On Sunday evening we noted that this is set to be an “interesting” week for bond traders who are staring down a veritable minefield of potentially market-moving events including PCE, ECI, a Fed meeting, a Treasury refunding announcement, and the jobs report.
You can read all the super-exciting details here (although I guess that characterization depends on how you define “super-exciting”), but suffice to say there’s a lot to digest at a time when Treasurys are already having their worst year in risk-adjusted terms on record and when everyone from Ray Dalio (who doesn’t want you to rear-end a semi truck) to Bill Gross (who is tired of being criticized for not putting the toilet seat down), swears we’re already in a bear market.
Well overnight, folks went ahead and got a jump on things, as 10Y yields rose more than 6bps to above 2.72, the highest since April 2014.
This started pretty much immediately on Sunday evening when futs volumes jumped after stops were triggered below last weeks lows.
on the move.. Treasury Futures’ Volumes Surge After Taking Out Last Week’s Low
— Walter White (@heisenbergrpt) January 29, 2018
“Bearish sentiment is so deeply embedded that the approach of month end doesn’t seem to be a concern for shorts,” Bloomberg’s Mark Cranfield wrote.

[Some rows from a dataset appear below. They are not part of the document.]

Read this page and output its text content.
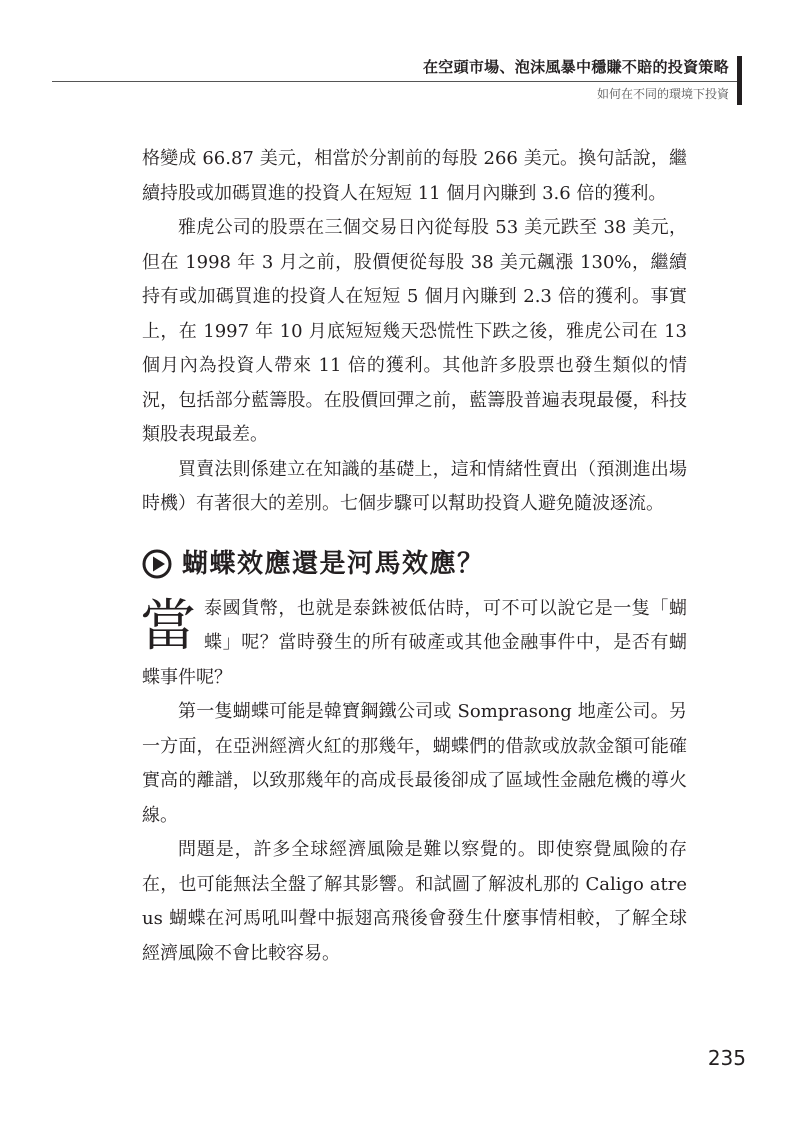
在空頭市場、泡沫風暴中穩賺不賠的投資策略
如何在不同的環境下投資

格變成 66.87 美元，相當於分割前的每股 266 美元。換句話說，繼續持股或加碼買進的投資人在短短 11 個月內賺到 3.6 倍的獲利。

雅虎公司的股票在三個交易日內從每股 53 美元跌至 38 美元，但在 1998 年 3 月之前，股價便從每股 38 美元飆漲 130%，繼續持有或加碼買進的投資人在短短 5 個月內賺到 2.3 倍的獲利。事實上，在 1997 年 10 月底短短幾天恐慌性下跌之後，雅虎公司在 13 個月內為投資人帶來 11 倍的獲利。其他許多股票也發生類似的情況，包括部分藍籌股。在股價回彈之前，藍籌股普遍表現最優，科技類股表現最差。

買賣法則係建立在知識的基礎上，這和情緒性賣出（預測進出場時機）有著很大的差別。七個步驟可以幫助投資人避免隨波逐流。

蝴蝶效應還是河馬效應？

當泰國貨幣，也就是泰銖被低估時，可不可以說它是一隻「蝴蝶」呢？當時發生的所有破產或其他金融事件中，是否有蝴蝶事件呢？

第一隻蝴蝶可能是韓寶鋼鐵公司或 Somprasong 地產公司。另一方面，在亞洲經濟火紅的那幾年，蝴蝶們的借款或放款金額可能確實高的離譜，以致那幾年的高成長最後卻成了區域性金融危機的導火線。

問題是，許多全球經濟風險是難以察覺的。即使察覺風險的存在，也可能無法全盤了解其影響。和試圖了解波札那的 Caligo atreus 蝴蝶在河馬吼叫聲中振翅高飛後會發生什麼事情相較，了解全球經濟風險不會比較容易。

235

In a break with recent precedent, this finally helped the dollar, which rose overnight against all of its G10 peers. “The higher Treasury 10-year yield is spurring dollar buying,” Ko Haruki, head of the financial solutions group at CIBC World Markets told Bloomberg, adding that “the dollar is consolidating with major currencies failing to break Thursday’s highs.”
Needless to say, the default reaction will probably be to fade any dollar strength considering the circumstances.
More generally, the question is how long before rising yields throw markets for a loop? As one strategist we spoke with on Sunday noted, “if breakevens get us to 3%, there could be some volatility.”